Pam & Tommy feels like exploitative TV

By the time we reach episode six, which acts as Anderson’s origin story of sorts, it’s hammered home how little autonomy she had in her life – and over her body – back then, and how much of it was controlled by men. When the sex tape makes the leap from dodgy VHS bootleggers to the all-new phenomenon of the world wide web (“What’s a website?” one character asks), she is mortified, all colour draining out of her Californian tan when she realises millions of people would now be watching her most intimate moments.

We learn that Anderson had a miscarriage – something that the show seems to suggest may be caused by the stress of the sex tape being leaked – and then she is subjected to a humiliating deposition when she files a lawsuit against Penthouse to stop them running the stolen images in their magazine. James comes into her own in these legal-heavy scenes as we see how equally surreal and mortifying the situation was.

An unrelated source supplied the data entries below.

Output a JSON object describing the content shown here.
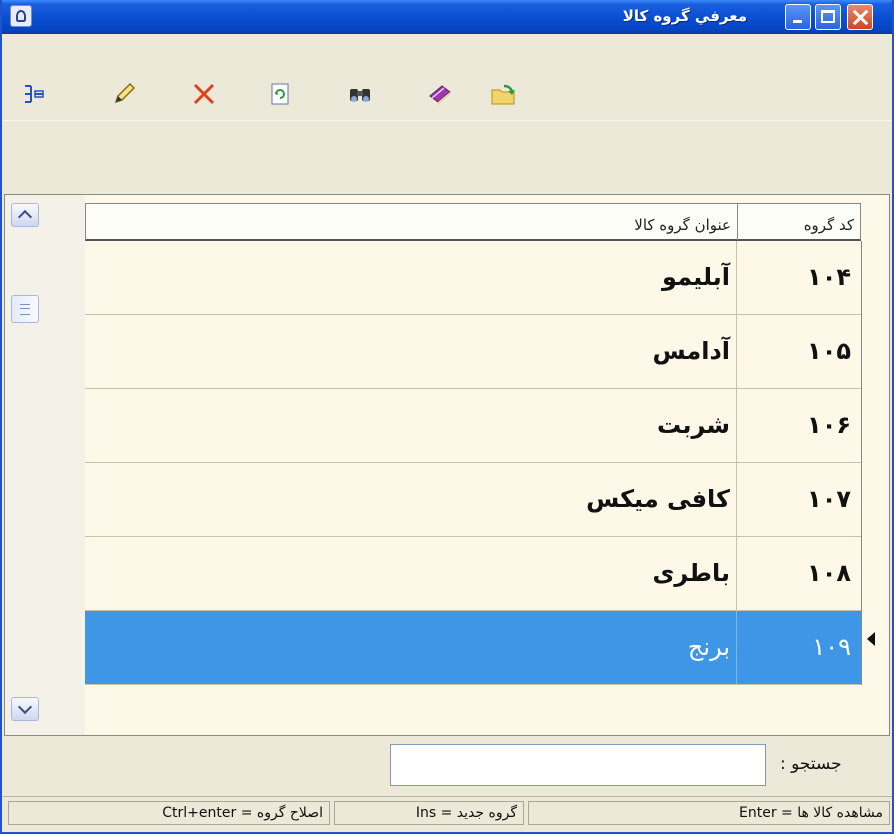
{
  "window": {
    "title": "معرفي گروه كالا"
  },
  "toolbar": {
    "tools": [
      {
        "icon": "tree-structure-icon"
      },
      {
        "icon": "pencil-edit-icon"
      },
      {
        "icon": "delete-x-icon"
      },
      {
        "icon": "refresh-icon"
      },
      {
        "icon": "binoculars-find-icon"
      },
      {
        "icon": "book-icon"
      },
      {
        "icon": "folder-export-icon"
      }
    ]
  },
  "grid": {
    "columns": {
      "code": "کد گروه",
      "name": "عنوان گروه کالا"
    },
    "rows": [
      {
        "code": "۱۰۴",
        "name": "آبلیمو"
      },
      {
        "code": "۱۰۵",
        "name": "آدامس"
      },
      {
        "code": "۱۰۶",
        "name": "شربت"
      },
      {
        "code": "۱۰۷",
        "name": "کافی میکس"
      },
      {
        "code": "۱۰۸",
        "name": "باطری"
      },
      {
        "code": "۱۰۹",
        "name": "برنج"
      }
    ],
    "selected_row_index": 5
  },
  "search": {
    "label": "جستجو :",
    "value": ""
  },
  "statusbar": {
    "view_items": "مشاهده کالا ها = Enter",
    "new_group": "گروه جدید = Ins",
    "edit_group": "اصلاح گروه = Ctrl+enter"
  },
  "colors": {
    "titlebar": "#0a4fd3",
    "selection": "#3d96e6",
    "grid_background": "#fdf8e8"
  }
}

To top it all off, she cries, she’s “a walking punchline” to the nation’s chat show comedy writers. It’s interesting the series opens with a recreation of the famous interview Anderson did with Jay Leno in 1996 where he mockingly asks her about the tape: “What’s it like to have that kind of exposure?” though it’s not until episode seven of Pam & Tommy that we get her answer. “It’s horrible,” Anderson, who was five months’ pregnant at the time, says. “To have something so intimate stolen from you, private from inside your marriage, that’s taken without permission and exposed to the world… It’s devastating, it’s devastating to us.” 

However it’s ironic that the creators of Pam & Tommy at once seem to want to sympathise with Anderson, while also being intent on digging up a traumatic personal story of hers. The show will end up being a big conversation-starter, most likely, but it feels like grubby stuff that, sadly, has facilitated the real-life victim being unwantedly pushed back into the headlines for an episode she’d likely rather forget.

★★☆☆☆

Pam & Tommy airs on Hulu in the US and Disney+ in the UK from 2 February.